Soccer supporters packed St. Paul City Hall Wednesday night and urged the City Council to approve $18.4 million for infrastructure improvements around the proposed Minnesota United stadium.
After extensive debate and community input, council members voted 5-2 to support the spending, and approved development and other agreements for the site. Some officials and residents expressed concerns about the fast pace of the project and future returns on the city’s investment — but the majority of council members said the opportunity was too important to pass up.
The $150 million Major League Soccer stadium is planned near Snelling Avenue and Interstate 94 in the Midway area. It would be the key piece of a larger redevelopment plan for a 34.5-acre site that includes a strip mall, parking lot and Metro Transit bus storage site.
The land would be turned into plazas and mixed-use development. It would include ground-floor retail, offices, a hotel, housing and more, according to a plan developed for RK Midway, which owns the strip mall.
Jim Oliver, president of the organization of United supporters called the Dark Clouds, said he spends a lot of time in the neighborhood.
“They’re due for that kind of investment from the city,” he said. Oliver said he travels to other cities several times a year to attend soccer games, and believes the stadium will attract visitors who will spend money at businesses and stay at hotels in the area.
Attendees at Wednesday’s meeting were excited about the modern stadium design that United owner Dr.

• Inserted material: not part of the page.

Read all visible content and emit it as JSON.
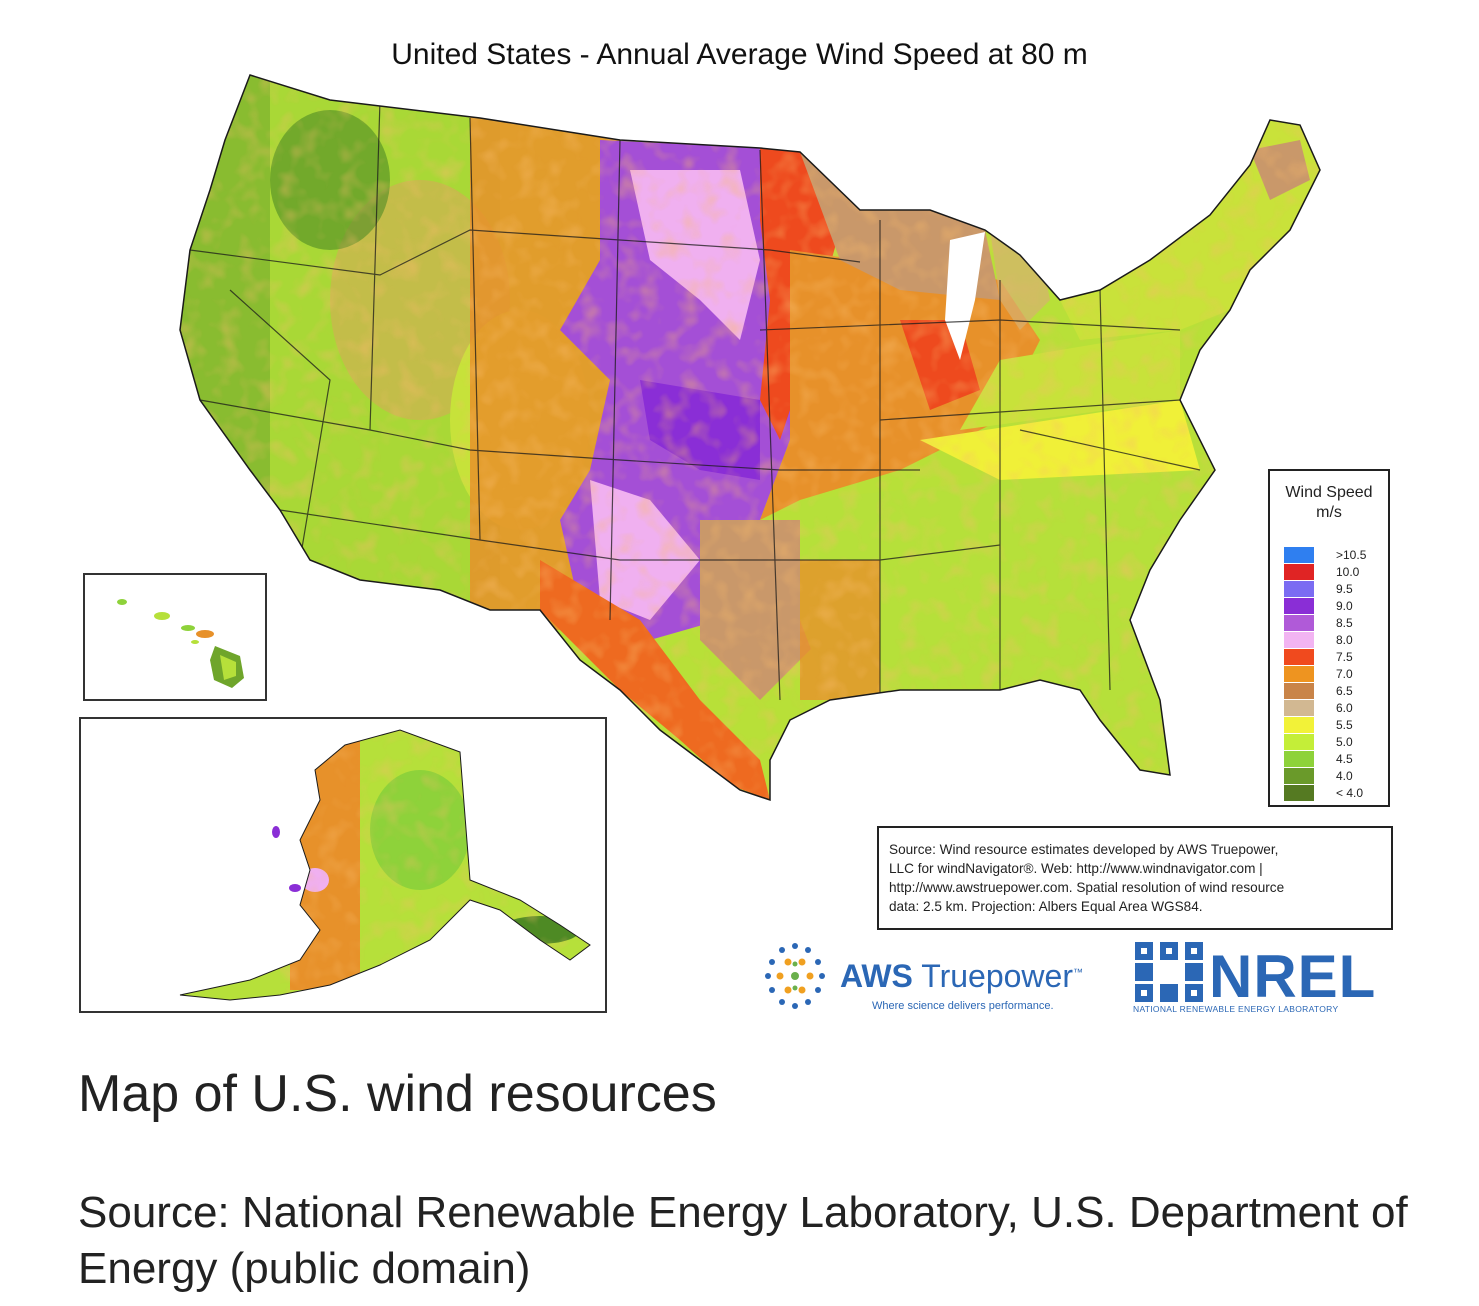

Bill McGuire presented.
Construction of the stadium would be privately funded and the United would pay for maintenance costs, St. Paul Finance Director Todd Hurley said.
“The club’s responsibilities don’t stop within the stadium,” he said, and the soccer team also would pay to maintain amenities around the stadium including a promenade, sidewalks and green spaces.
Oliver said he thinks it is “a way to improve a neighborhood that really deserves it, and I think the city is being asked to kind of minimally support it. I think it’s a reasonable ask for the city for the development they’re going to see in that neighborhood.”
Mayor Chris Coleman’s office invited groups, including the Dark Clouds and the soccer nonprofit Joy of the People, to attend the council meeting. Many members of those and other groups showed up, several donning United FC scarves.
Immediately after the council’s vote, Coleman released a statement thanking the City Council for approving the money.
“Not only will we be able to bring the fastest growing sport in the nation to our state, but today’s agreement builds on the promise of the Green Line and ushers in new possibilities for economic growth and development throughout the Midway and the region,” Coleman said.
The stadium originally was planned for Minneapolis’s North Loop, but Coleman and St. Paul officials swooped in after Minneapolis Mayor Betsy Hodges did not support a property tax exemption that developers requested.
At the St. Paul site, the 10-acre bus storage site owned by the Metropolitan Council has been off the tax rolls for decades. The majority of the stadium will be located on that land. Officials plan to ask the Legislature this year to continue the property tax exemption there and grant an exemption for construction materials for the stadium.
It’s a deal breaker for the team if they don’t get the tax exemptions, Hurley said.
Of the city’s share of the costs, city staff anticipate $1.5 million will be covered by grants. Much of the remaining $16.9 million will be paid for using revenue from existing tax-increment financing districts in the area, staff said.
The infrastructure improvements that the city agreed to help pay for include: storm sewers, landscaping, lighting, parking, sidewalks, streets and plazas.
Council members Jane Prince and Dan Bostrom, the two dissenting votes Wednesday night, wanted the city to wait another week and conduct an independent analysis of the agreements for the stadium site. The majority of council members did not support waiting.
Prince said she was worried about the timing of the city’s ongoing transportation and parking study of the Midway area, which will not be completed until April.
“Whatever comes back in that study, we’re going to have to figure out how to deal with it,” Prince said.
Council President Russ Stark, who lives a couple of blocks from the proposed stadium site, said he would work closely on those issues to assure they are addressed.
Officials also expressed concerns that they could be on the hook for additional infrastructure costs. While Hurley said those would not be the city’s responsibility, Bostrom said he’s worried that the if infrastructure cost “goes sky high” then the city will have to figure out how to pay for it.